Just across the Norwegian border, Sweden was involved in a large defence contract. Defence and security company Saab signed a major support agreement with Sikorsky Aerospace Services regarding technical maintenance and support for Sweden’s Black Hawk helicopters. This framework agreement establishes the manner in which Saab and Sikorsky Aerospace Services will support the Swedish Armed Forces; and its first instalment is the provision of maintenance for UH-60M Black Hawk helicopters, designated HKP-16 in Sweden.

Saab will establish a maintenance organisation supported by Sikorsky Aerospace Maintenance personnel for HKP 16, comprising helicopter technicians and other technical support staff based at Malmslätt in Linköping, Sweden. The first helicopters were handed over to the helicopter wing in Malmslätt and at the beginning of next year all 15 HKP 16s will be in operational service.

Another major defence contract went to US company Lockheed Martin, which received a contract totalling $1.96bn (£1.27bn) to produce the Terminal High Altitude Area Defense (THAAD) Weapon System for the Missile Defense Agency and the United Arab Emirates.

The contract is the first Foreign Military Sale (FMS) of the THAAD Weapon System and includes the production of two THAAD Weapon Systems, as well as additional maintenance and support equipment.
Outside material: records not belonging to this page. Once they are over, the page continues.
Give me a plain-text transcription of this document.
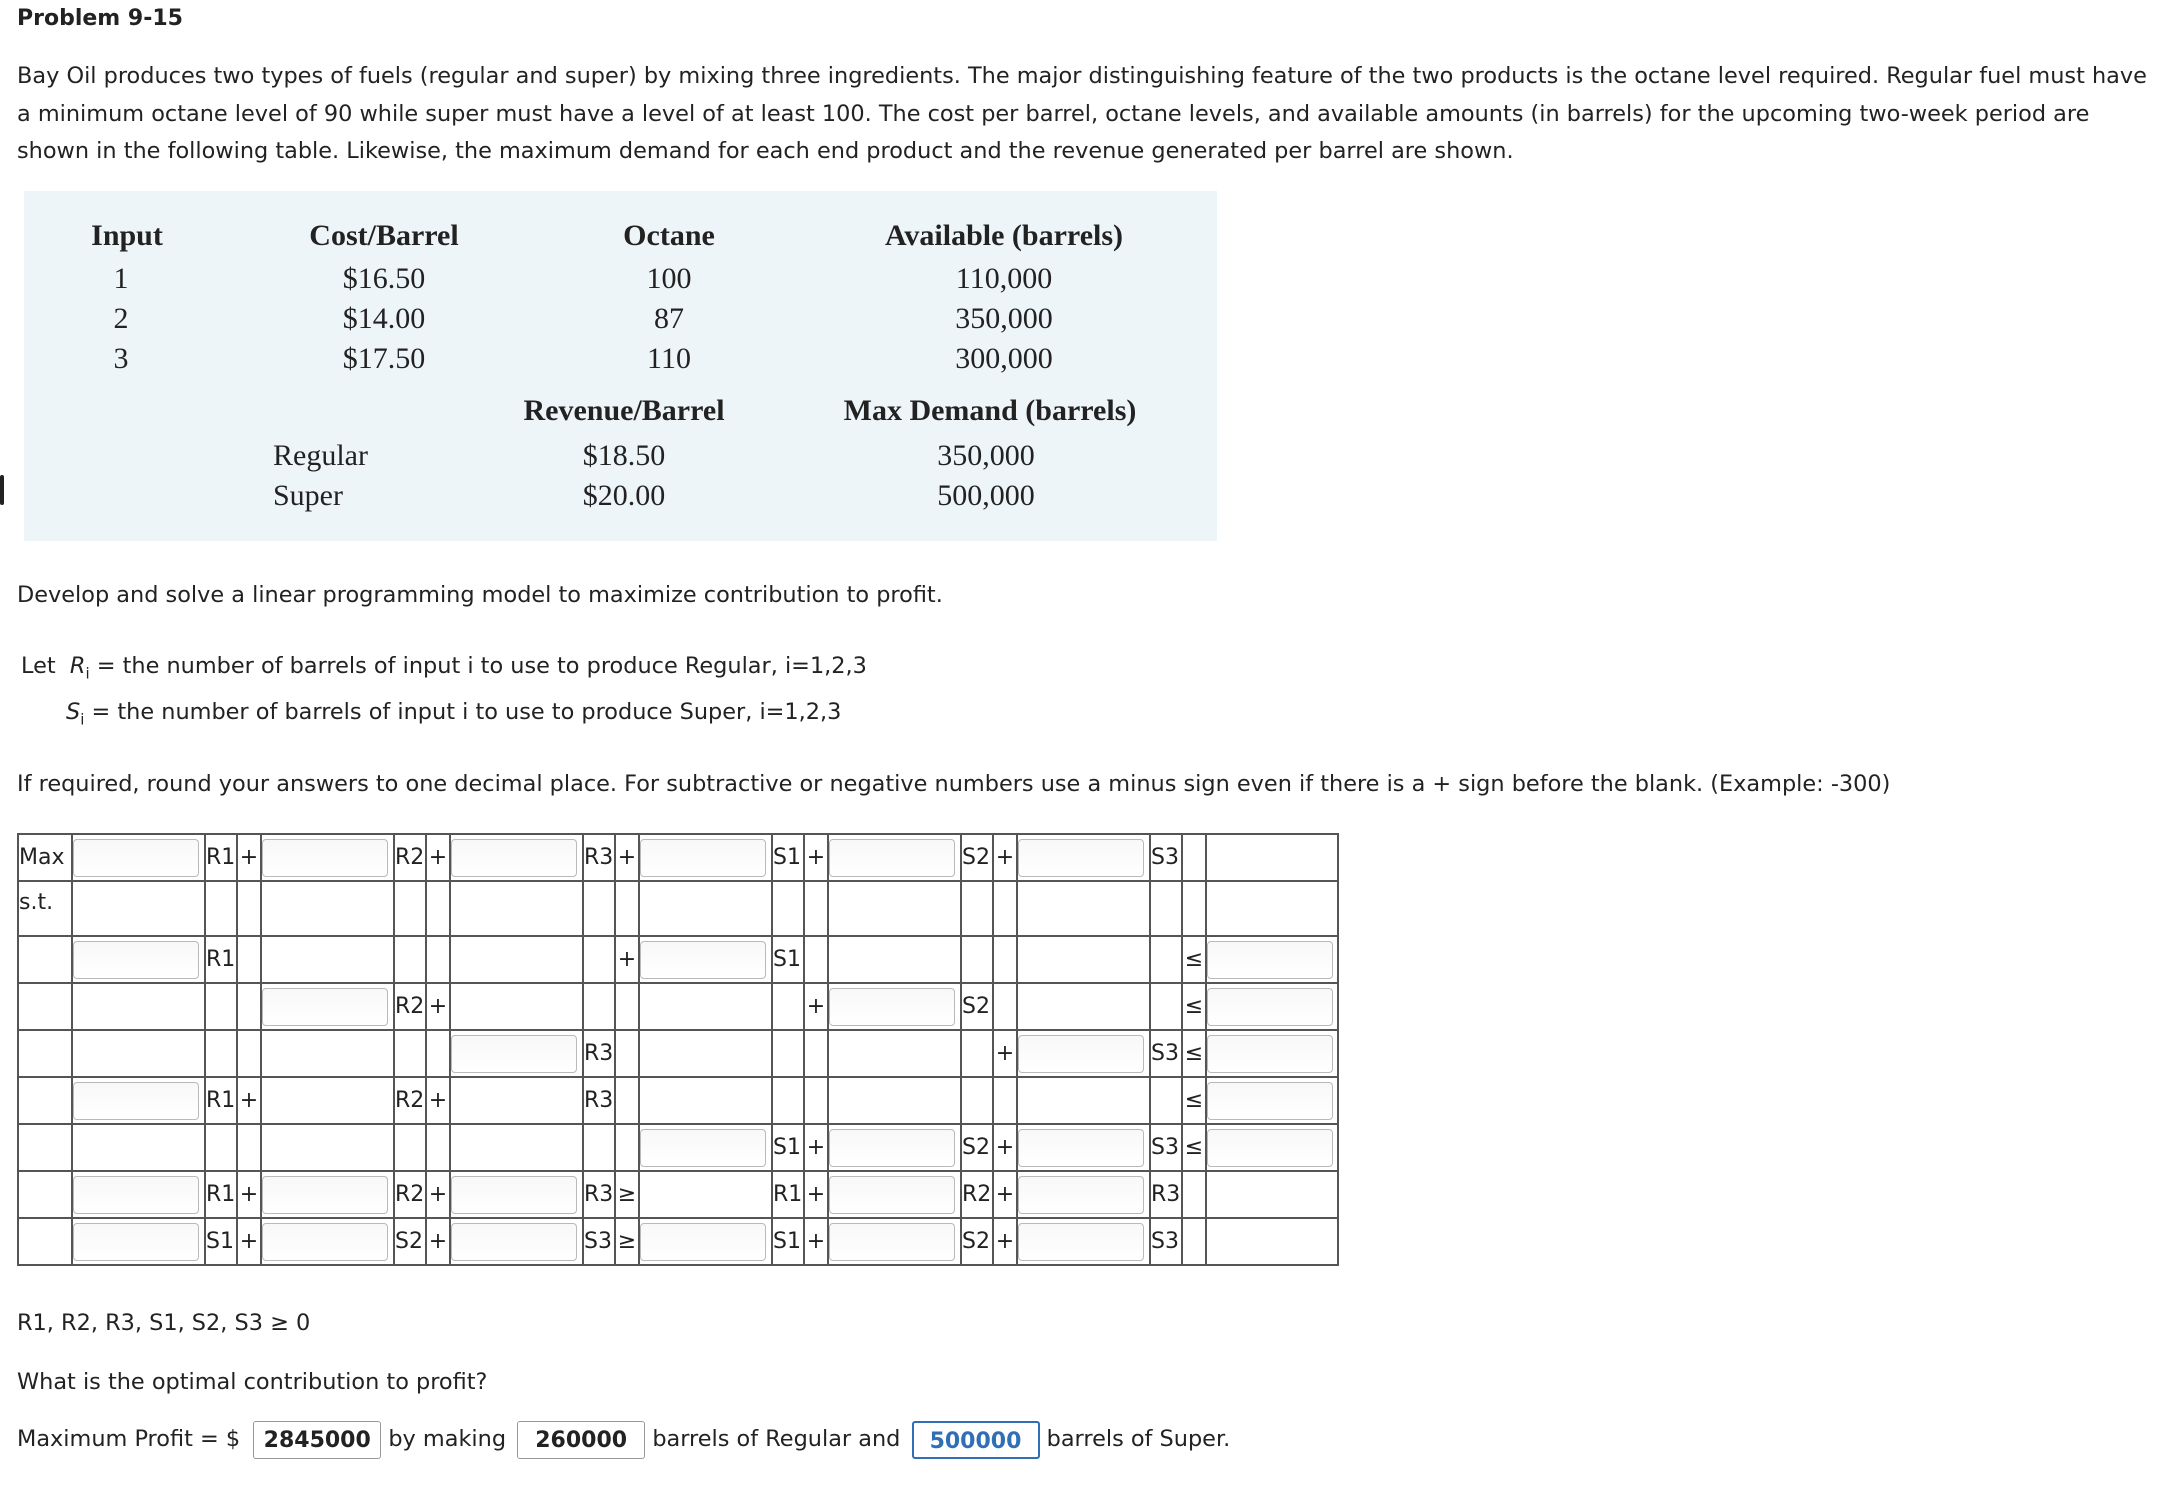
Problem 9-15

Bay Oil produces two types of fuels (regular and super) by mixing three ingredients. The major distinguishing feature of the two products is the octane level required. Regular fuel must have a minimum octane level of 90 while super must have a level of at least 100. The cost per barrel, octane levels, and available amounts (in barrels) for the upcoming two-week period are shown in the following table. Likewise, the maximum demand for each end product and the revenue generated per barrel are shown.

Input	Cost/Barrel	Octane	Available (barrels)
1	$16.50	100	110,000
2	$14.00	87	350,000
3	$17.50	110	300,000
Revenue/Barrel	Max Demand (barrels)
Regular	$18.50	350,000
Super	$20.00	500,000
Develop and solve a linear programming model to maximize contribution to profit.
Let $R_i$ = the number of barrels of input i to use to produce Regular, i=1,2,3
$S_i$ = the number of barrels of input i to use to produce Super, i=1,2,3
If required, round your answers to one decimal place. For subtractive or negative numbers use a minus sign even if there is a + sign before the blank. (Example: -300)
Max		R1	+		R2	+		R3	+		S1	+		S2	+		S3		
s.t.																			

	R1							+		S1							≤	

	R2	+						+		S2				≤	

	R3							+		S3	≤	

	R1	+		R2	+		R3										≤	

	S1	+		S2	+		S3	≤	

	R1	+		R2	+		R3	≥		R1	+		R2	+		R3		

	S1	+		S2	+		S3	≥		S1	+		S2	+		S3		
R1, R2, R3, S1, S2, S3 ≥ 0
What is the optimal contribution to profit?
Maximum Profit = $ 2845000 by making 260000 barrels of Regular and 500000 barrels of Super.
THAAD interceptors are produced at Lockheed Martin’s Pike County facility in Troy, Alabama. The launchers and fire control units are produced at the company’s facility in Camden, Arkansas.

The UK division of large US defence company Raytheon was selected by General Dynamics’ UK division to supply the chassis power-switch node for the Scout variant of the Specialist Vehicle (SV) programme demonstration phase. Raytheon’s high-density power-switch node is a key component in the platform’s power management and distribution system.

The Scout reconnaissance vehicle is planned to be a key variant in the British Army’s Scout SV fleet. It will serve alongside other SV variants, including Recce Armoured Personnel, protected mobility, and repair and recovery vehicles.

We end with a defence story that, rather unusually, brings together the small Welsh island of Anglesey and the very large island of Australia. It tells how Faun Trackway, defence division of Faun-Zoeller based in Llangefni, Anglesey, secured an £800,000 order from the Australian Armed Forces.

Trackway’s UAV landing mat, which it unveiled for the first time at September’s DSEi defence exhibition in London, acts as a temporary runway for unmanned aerial vehicles. The agreement is the first-ever sale for the mat and a further Trackway agreement with the Australians who, along with more than 40 other nations worldwide, use Trackway’s range of temporary aluminium roadways and runways. The lightweight UAV landing mat is designed to provide a temporary smooth landing, regardless of terrain, for any size or weight of UAV and can be deployed rapidly by hand.